American navigation satellite used for GPS

USA-232, also known as GPS IIF-2, and GPS SVN-63, is an American navigation satellite which forms part of the Global Positioning System. It was the second of twelve Block IIF satellites to be launched.

Built by Boeing and launched by United Launch Alliance, USA-232 was launched at 06:41 UTC on 16 July 2011, atop a Delta IV carrier rocket, flight number D355, flying in the Medium+(4,2) configuration. The launch took place from Space Launch Complex 37B at the Cape Canaveral Air Force Station, and placed USA-232 directly into medium Earth orbit.

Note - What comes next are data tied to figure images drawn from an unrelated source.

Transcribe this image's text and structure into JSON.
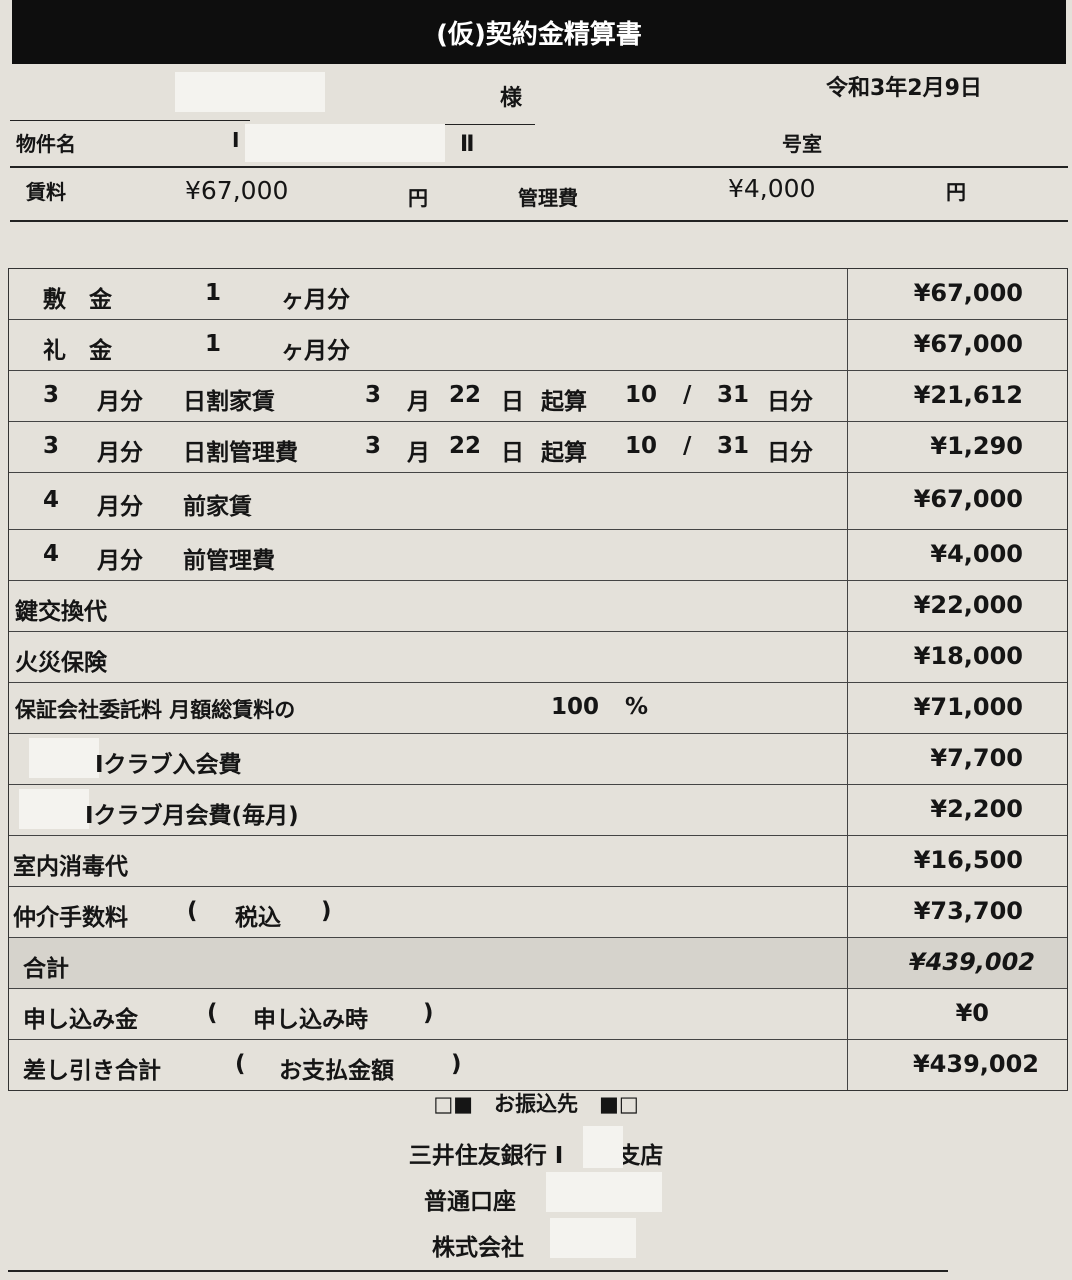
{
  "title": "(仮)契約金精算書",
  "header": {
    "honorific": "様",
    "date": "令和3年2月9日",
    "property_label": "物件名",
    "property_fragment_1": "I",
    "property_fragment_2": "Ⅱ",
    "room_label": "号室",
    "rent_label": "賃料",
    "rent_value": "¥67,000",
    "rent_unit": "円",
    "mgmt_label": "管理費",
    "mgmt_value": "¥4,000",
    "mgmt_unit": "円"
  },
  "rows": [
    {
      "parts": [
        "敷　金",
        "1",
        "ヶ月分"
      ],
      "amount": "¥67,000"
    },
    {
      "parts": [
        "礼　金",
        "1",
        "ヶ月分"
      ],
      "amount": "¥67,000"
    },
    {
      "parts": [
        "3",
        "月分",
        "日割家賃",
        "3",
        "月",
        "22",
        "日",
        "起算",
        "10",
        "/",
        "31",
        "日分"
      ],
      "amount": "¥21,612"
    },
    {
      "parts": [
        "3",
        "月分",
        "日割管理費",
        "3",
        "月",
        "22",
        "日",
        "起算",
        "10",
        "/",
        "31",
        "日分"
      ],
      "amount": "¥1,290"
    },
    {
      "parts": [
        "4",
        "月分",
        "前家賃"
      ],
      "amount": "¥67,000"
    },
    {
      "parts": [
        "4",
        "月分",
        "前管理費"
      ],
      "amount": "¥4,000"
    },
    {
      "parts": [
        "鍵交換代"
      ],
      "amount": "¥22,000"
    },
    {
      "parts": [
        "火災保険"
      ],
      "amount": "¥18,000"
    },
    {
      "parts": [
        "保証会社委託料 月額総賃料の",
        "100",
        "%"
      ],
      "amount": "¥71,000"
    },
    {
      "parts": [
        "Iクラブ入会費"
      ],
      "amount": "¥7,700"
    },
    {
      "parts": [
        "Iクラブ月会費(毎月)"
      ],
      "amount": "¥2,200"
    },
    {
      "parts": [
        "室内消毒代"
      ],
      "amount": "¥16,500"
    },
    {
      "parts": [
        "仲介手数料",
        "(",
        "税込",
        ")"
      ],
      "amount": "¥73,700"
    },
    {
      "parts": [
        "合計"
      ],
      "amount": "¥439,002"
    },
    {
      "parts": [
        "申し込み金",
        "(",
        "申し込み時",
        ")"
      ],
      "amount": "¥0"
    },
    {
      "parts": [
        "差し引き合計",
        "(",
        "お支払金額",
        ")"
      ],
      "amount": "¥439,002"
    }
  ],
  "footer": {
    "transfer_label": "□■　お振込先　■□",
    "bank": "三井住友銀行 I　 野支店",
    "account": "普通口座",
    "company": "株式会社"
  }
}
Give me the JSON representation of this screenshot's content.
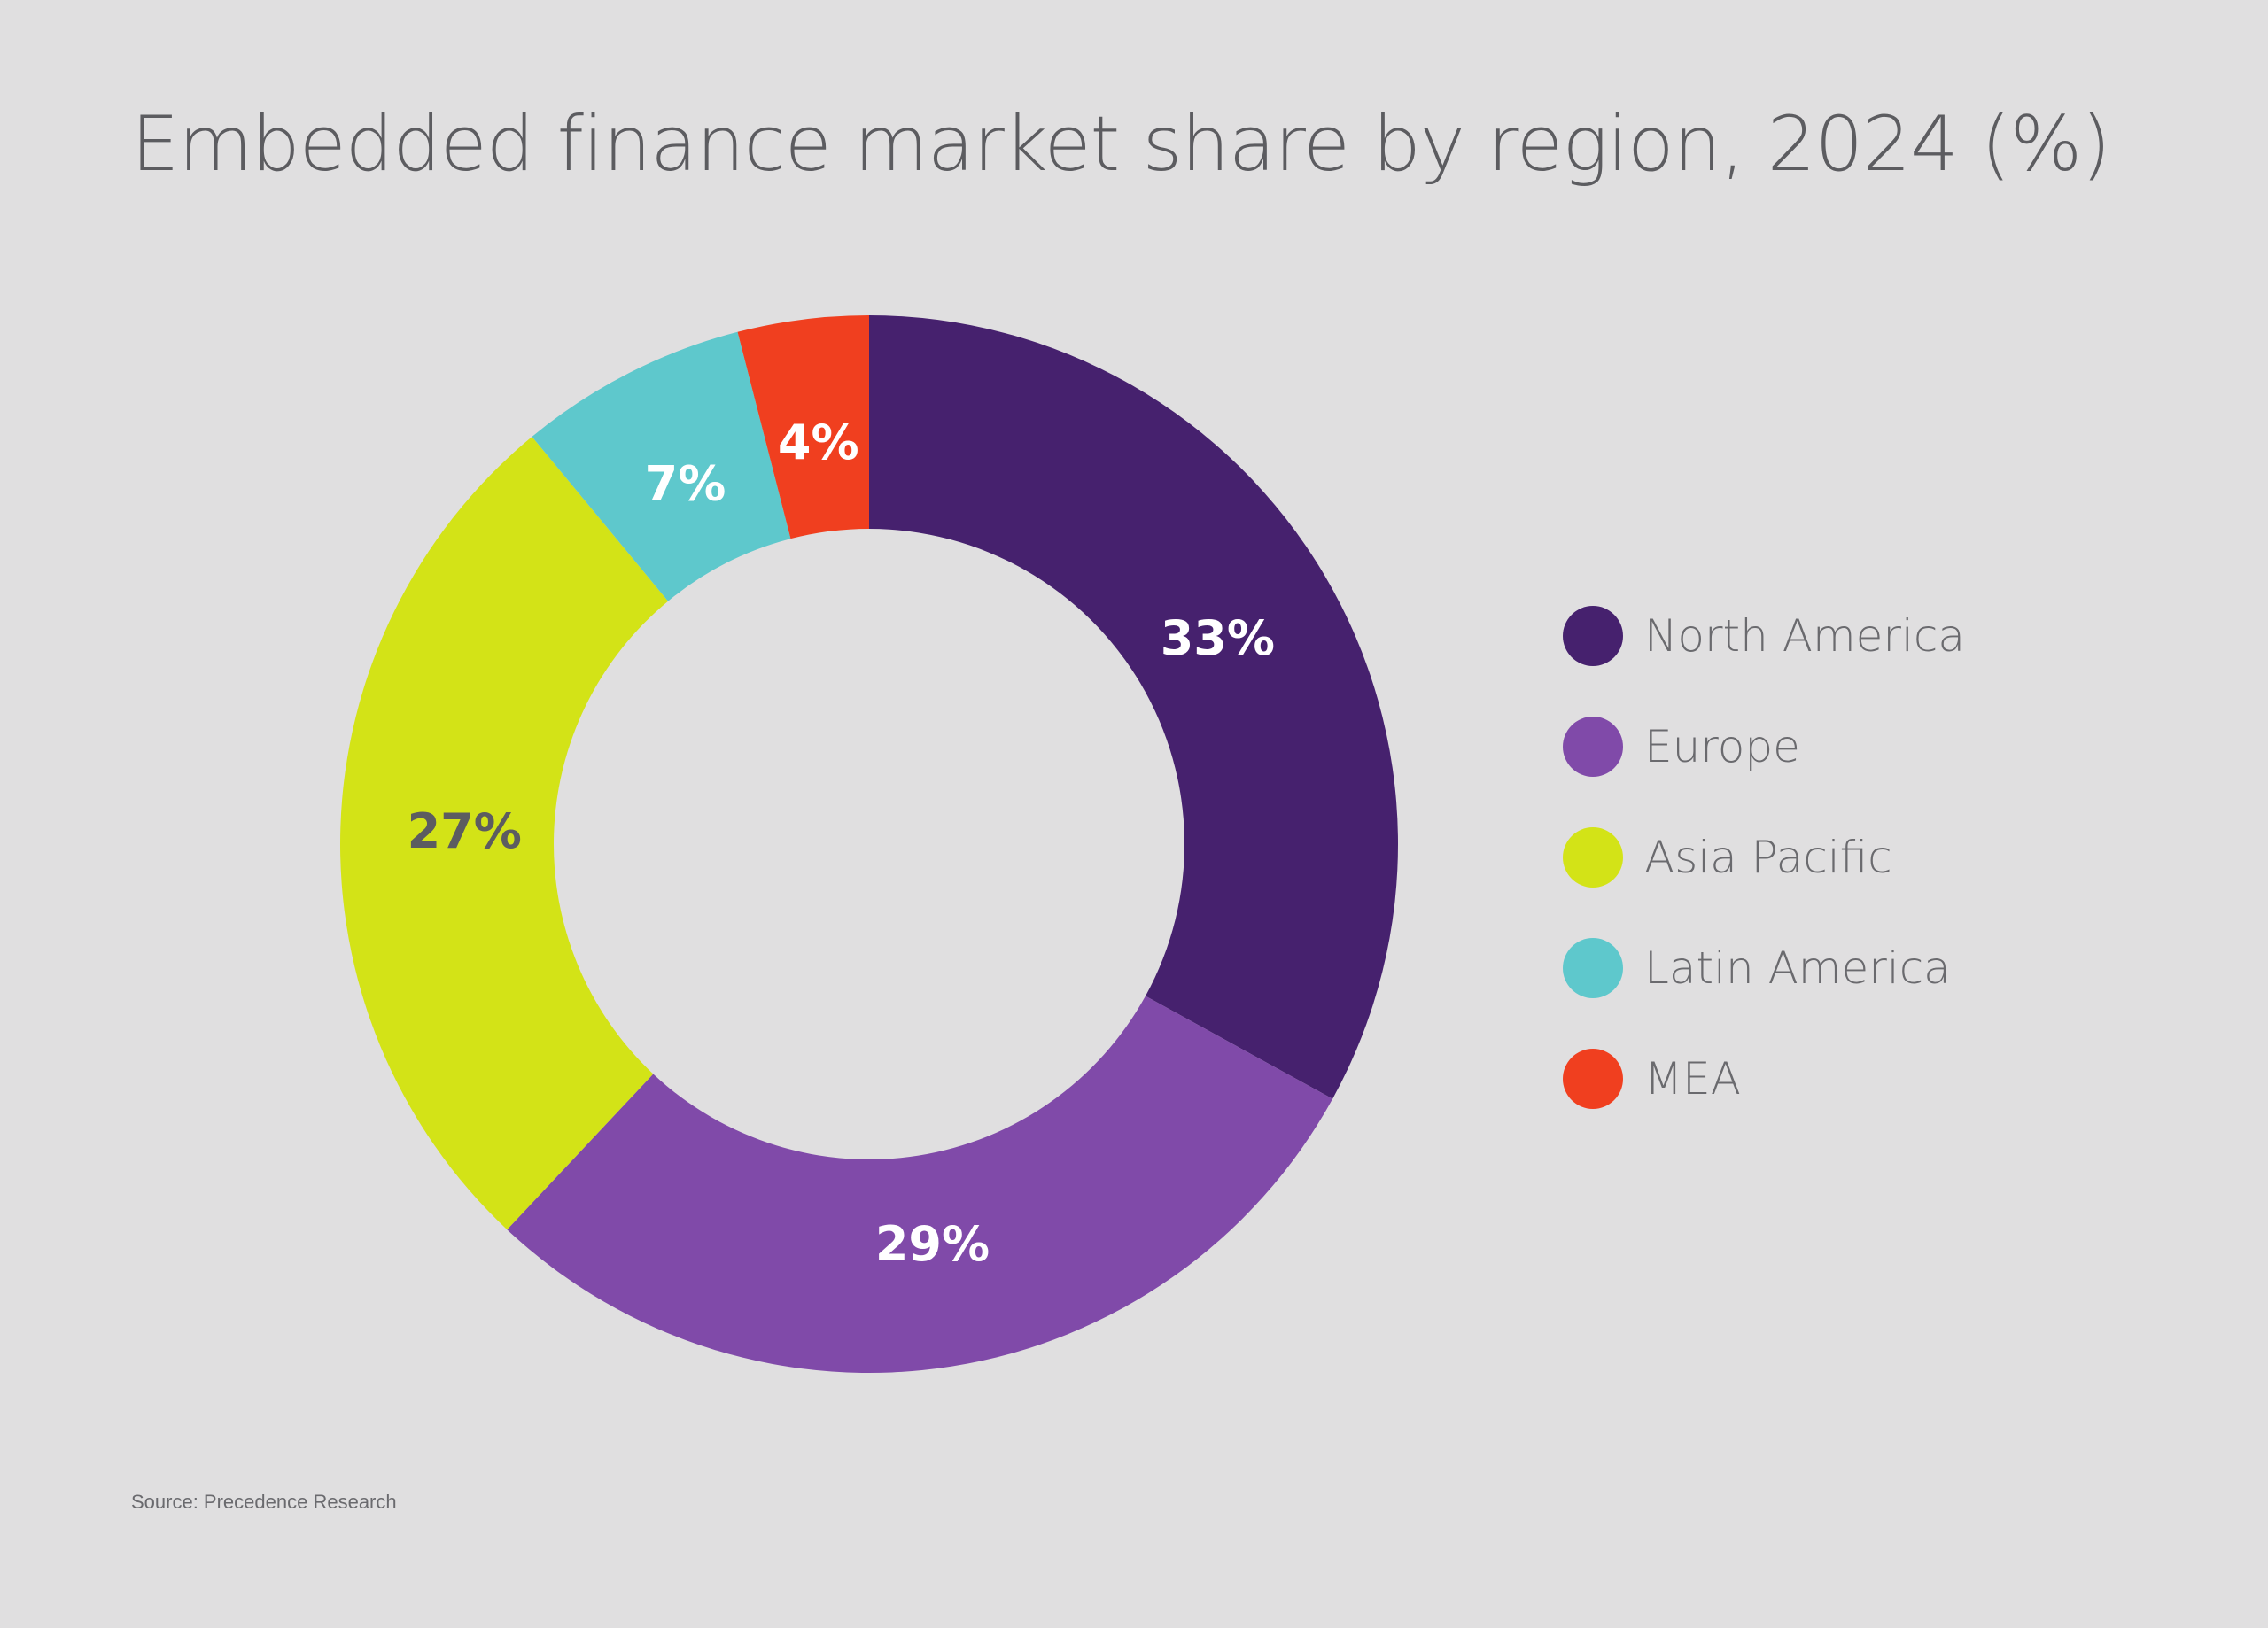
{
  "chart_data": {
    "type": "pie",
    "variant": "donut",
    "title": "Embedded finance market share by region, 2024 (%)",
    "categories": [
      "North America",
      "Europe",
      "Asia Pacific",
      "Latin America",
      "MEA"
    ],
    "values": [
      33,
      29,
      27,
      7,
      4
    ],
    "labels": [
      "33%",
      "29%",
      "27%",
      "7%",
      "4%"
    ],
    "colors": [
      "#46216e",
      "#804aa9",
      "#d3e317",
      "#5ec8cc",
      "#f03f1f"
    ],
    "label_colors": [
      "#ffffff",
      "#ffffff",
      "#5c5c60",
      "#ffffff",
      "#ffffff"
    ],
    "start": "12 o'clock",
    "direction": "clockwise",
    "legend_position": "right",
    "source": "Source: Precedence Research"
  }
}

As of 24 July 2011, USA-232 was in an orbit with a perigee of 20452 km, an apogee of 20463 km, a period of 729.16 minutes, and 55.0 degrees of inclination to the equator. It is used to broadcast the PRN 01 signal, and operates in slot 2 of plane D of the GPS constellation. The satellite has a design life of 15 years and a mass of 1630 kg.

On 10 July 2023, the satellite was operating at D2A in the D plane. It experienced a clock anomaly that caused the Space Force's 2nd Space Operations Squadron to set the satellite as “off” (Unhealthy) to all users until further notice. It is operating on its last Rubidium Frequency Standard clock, which demonstrated instances of unpredictable performance starting in January 2023. The GPS community concurred in transferring SVN 63 out of the active constellation and into a test status.